Issued in a new ICAO bulletin from its Collaborative Arrangement for the Prevention and Management of Public Health Events in Civil Aviation, or ‘CAPSCA’ programme, the guidance is designed to help countries maintain air connectivity while taking prudent and evidence-based measures to mitigate ongoing risks of SARS-CoV-2 transmission.
“This new ICAO bulletin clearly emphasizes that as more States lift their COVID-19 related cross-border restrictions for air travellers, it is important for increased air travel connectivity and improved facilitation everywhere that pandemic related restrictions should only be introduced and maintained based on evidence-based risk management, and following World Health Organization (WHO) and ICAO recommendations and guidance,” commented ICAO Secretary General Juan Carlos Salazar. “This approach contributes to enhanced travel, tourism, trade and economies.”
The CAPSCA recommendations begin with the principles countries should consider before introducing air travel requirements and related mitigations.
“A need for regular, thorough risk assessments, based on evidence and comparable indicators is noted in this bulletin, in addition to assessing applicable public health resources in both the departure and destination States, assuring good communication among the diverse stakeholders involved, and balancing the public health risk with the need for continuation of services,” stressed ICAO Council President Salvatore Sciacchitano. “All of these priorities were highlighted by the ICAO Council’s CART recommendation’s which helped aviation recover from the pandemic, and the principles remain just as relevant today as we face these new variants.”
Additional recommendations are provided on how countries can mitigate COVID-19 risks in aviation, including through increased global vaccination.
The guidance also reviews the current COVID-19 variants circulating globally, provides suggestions on maintaining open borders and assuring the recognition of air crew and other key civil aviation professionals as essential workers, and explores the considerations to be assessed by countries when deciding whether to implement testing strategies.

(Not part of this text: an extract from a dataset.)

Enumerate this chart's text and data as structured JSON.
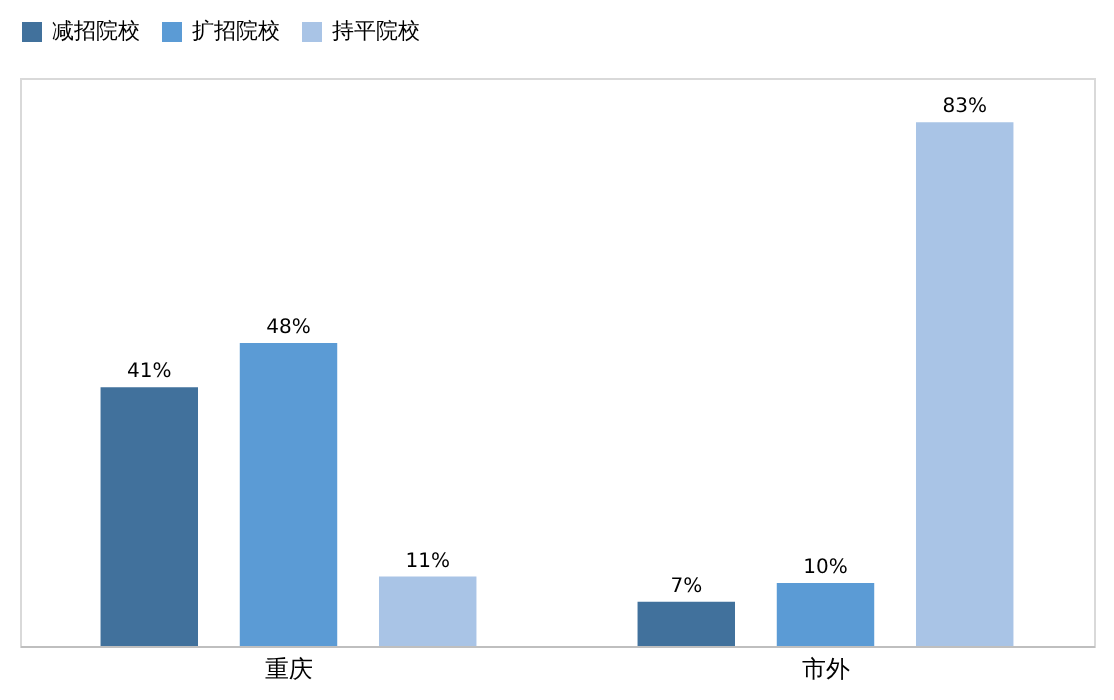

“Our work through the CAPSCA collaboration is importantly and closely supported by the WHO,” Secretary General Salazar added, “and these recommendations have taken into account the many factors national governments now need to consider in terms of air travel health measures.”
The diverse factors noted in the recommendations include among others the current wide geographical variation of circulating SARS-CoV-2 variants and vaccination levels, other respiratory pathogens posing risks, evolving COVID-19 case and fatality numbers country by country, and the capacities of public health systems to manage new COVID outbreaks in addition to their regular workload.